If you are a Florida resident when you die and own any property in your own name without naming a beneficiary, your estate will be subject to administration, also known as probate. This is generally true whether you die with or without a valid will. A probate proceeding may also need to be initiated if you own real estate with another person. However, probate may be avoided by owing property in a revocable living trust.
What happens during a probate proceeding?
The overall goal of probate is to transfer assets from your estate to beneficiaries as directed in your will or in accordance with state intestacy laws. State intestacy laws will also likely determine who gets your property if your will is found to be invalid.
What happens if a beneficiary dies before you do?
In most cases, you must name your spouse as the beneficiary of a 401(k).

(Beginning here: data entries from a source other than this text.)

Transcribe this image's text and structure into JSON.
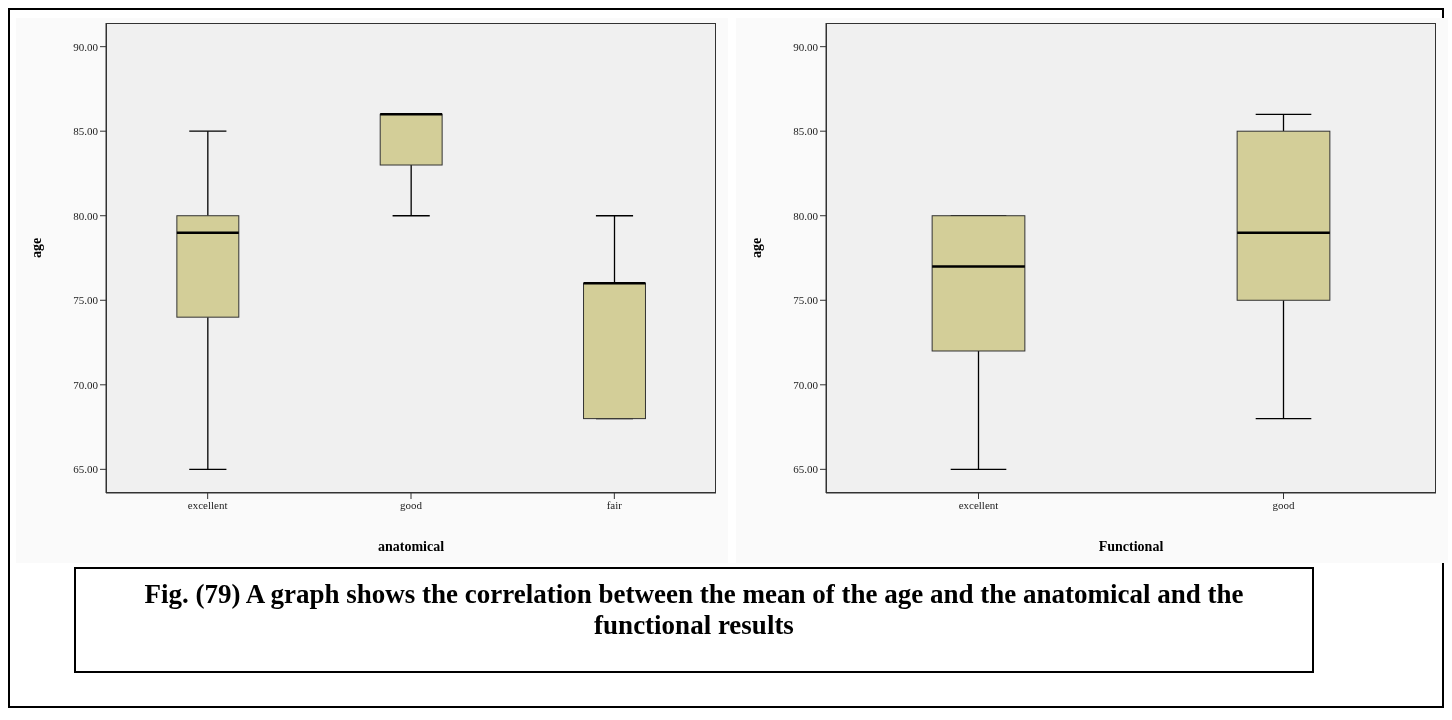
{
  "chart_data": [
    {
      "type": "box",
      "xlabel": "anatomical",
      "ylabel": "age",
      "categories": [
        "excellent",
        "good",
        "fair"
      ],
      "color": "#d3ce98",
      "boxes": [
        {
          "low": 65,
          "q1": 74,
          "median": 79,
          "q3": 80,
          "high": 85
        },
        {
          "low": 80,
          "q1": 83,
          "median": 86,
          "q3": 86,
          "high": 86
        },
        {
          "low": 68,
          "q1": 68,
          "median": 76,
          "q3": 76,
          "high": 80
        }
      ],
      "ylim": [
        63.6,
        91.4
      ],
      "yticks": [
        {
          "value": 65,
          "label": "65.00"
        },
        {
          "value": 70,
          "label": "70.00"
        },
        {
          "value": 75,
          "label": "75.00"
        },
        {
          "value": 80,
          "label": "80.00"
        },
        {
          "value": 85,
          "label": "85.00"
        },
        {
          "value": 90,
          "label": "90.00"
        }
      ],
      "grid": false,
      "legend": false,
      "annotations": [
        "Fig. (79) A graph shows the correlation between the mean of the age and the anatomical and the functional results"
      ]
    },
    {
      "type": "box",
      "xlabel": "Functional",
      "ylabel": "age",
      "categories": [
        "excellent",
        "good"
      ],
      "color": "#d3ce98",
      "boxes": [
        {
          "low": 65,
          "q1": 72,
          "median": 77,
          "q3": 80,
          "high": 80
        },
        {
          "low": 68,
          "q1": 75,
          "median": 79,
          "q3": 85,
          "high": 86
        }
      ],
      "ylim": [
        63.6,
        91.4
      ],
      "yticks": [
        {
          "value": 65,
          "label": "65.00"
        },
        {
          "value": 70,
          "label": "70.00"
        },
        {
          "value": 75,
          "label": "75.00"
        },
        {
          "value": 80,
          "label": "80.00"
        },
        {
          "value": 85,
          "label": "85.00"
        },
        {
          "value": 90,
          "label": "90.00"
        }
      ],
      "grid": false,
      "legend": false
    }
  ]
}
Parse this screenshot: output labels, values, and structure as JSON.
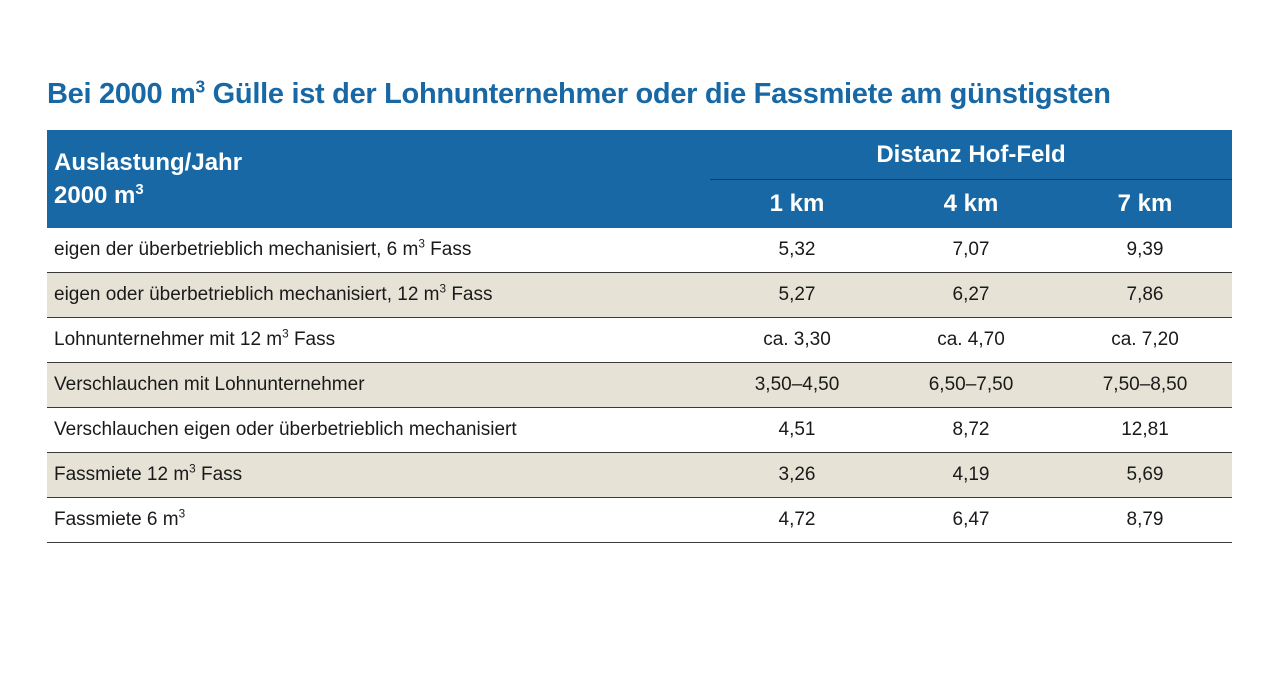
{
  "title": {
    "before": "Bei 2000 m",
    "sup": "3",
    "after": " Gülle ist der Lohnunternehmer oder die Fassmiete am günstigsten"
  },
  "header": {
    "corner_line1": "Auslastung/Jahr",
    "corner_line2": "2000 m",
    "corner_sup": "3",
    "group": "Distanz Hof-Feld",
    "columns": [
      "1 km",
      "4 km",
      "7 km"
    ]
  },
  "chart_data": {
    "type": "table",
    "title": "Bei 2000 m³ Gülle ist der Lohnunternehmer oder die Fassmiete am günstigsten",
    "row_header": "Auslastung/Jahr 2000 m³",
    "column_group": "Distanz Hof-Feld",
    "columns": [
      "1 km",
      "4 km",
      "7 km"
    ],
    "rows": [
      {
        "pre": "eigen der überbetrieblich mechanisiert, 6 m",
        "sup": "3",
        "post": " Fass",
        "values": [
          "5,32",
          "7,07",
          "9,39"
        ]
      },
      {
        "pre": "eigen oder überbetrieblich mechanisiert, 12 m",
        "sup": "3",
        "post": " Fass",
        "values": [
          "5,27",
          "6,27",
          "7,86"
        ]
      },
      {
        "pre": "Lohnunternehmer mit 12 m",
        "sup": "3",
        "post": " Fass",
        "values": [
          "ca. 3,30",
          "ca. 4,70",
          "ca. 7,20"
        ]
      },
      {
        "pre": "Verschlauchen mit Lohnunternehmer",
        "sup": "",
        "post": "",
        "values": [
          "3,50–4,50",
          "6,50–7,50",
          "7,50–8,50"
        ]
      },
      {
        "pre": "Verschlauchen eigen oder überbetrieblich mechanisiert",
        "sup": "",
        "post": "",
        "values": [
          "4,51",
          "8,72",
          "12,81"
        ]
      },
      {
        "pre": "Fassmiete 12 m",
        "sup": "3",
        "post": " Fass",
        "values": [
          "3,26",
          "4,19",
          "5,69"
        ]
      },
      {
        "pre": "Fassmiete 6 m",
        "sup": "3",
        "post": "",
        "values": [
          "4,72",
          "6,47",
          "8,79"
        ]
      }
    ]
  },
  "colors": {
    "accent": "#1768a4",
    "alt_row": "#e6e3d6"
  }
}
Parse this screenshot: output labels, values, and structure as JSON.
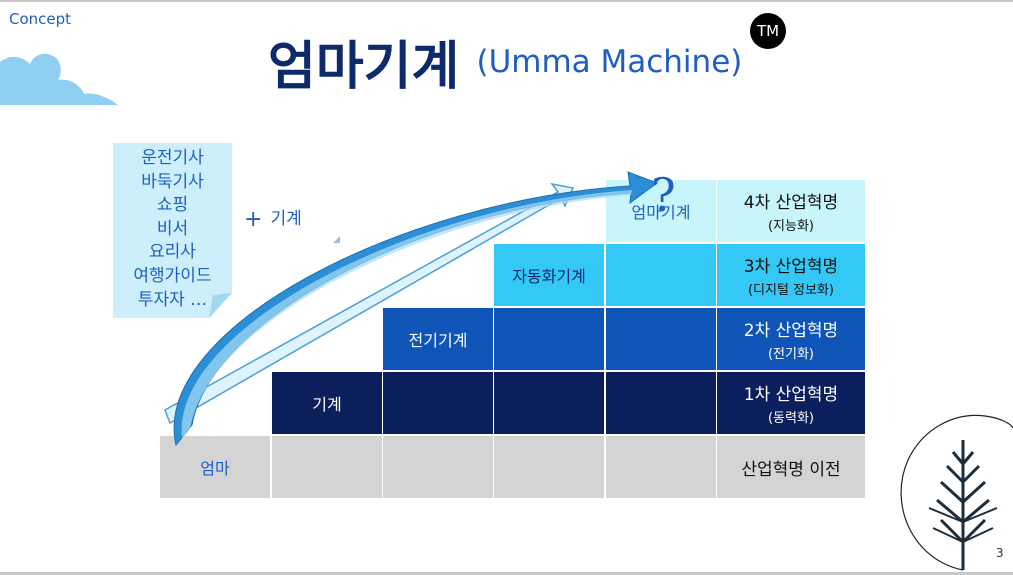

If they were to die before you do, the asset would go back into your estate, assuming that there were no alternate beneficiaries with claim to it.
Ownership rights to a home can be passed through a will or trust
If a home is titled as a tenancy in common, your ownership interest in that property isn’t necessarily acquired by the other owner or owners. Instead, you have the option of passing it to an adult child or anyone else who is legally allowed to receive and own property. In the event that the ownership interest is placed in a trust, there would be no need for probate as it is not being held in your estate.
A probate administration attorney may help you learn more about what the process entails. This attorney might review your will or other estate plan documents to determine if they adhere to state law. He or she may also answer any questions that your estate representative has about how to settle your affairs in a timely manner.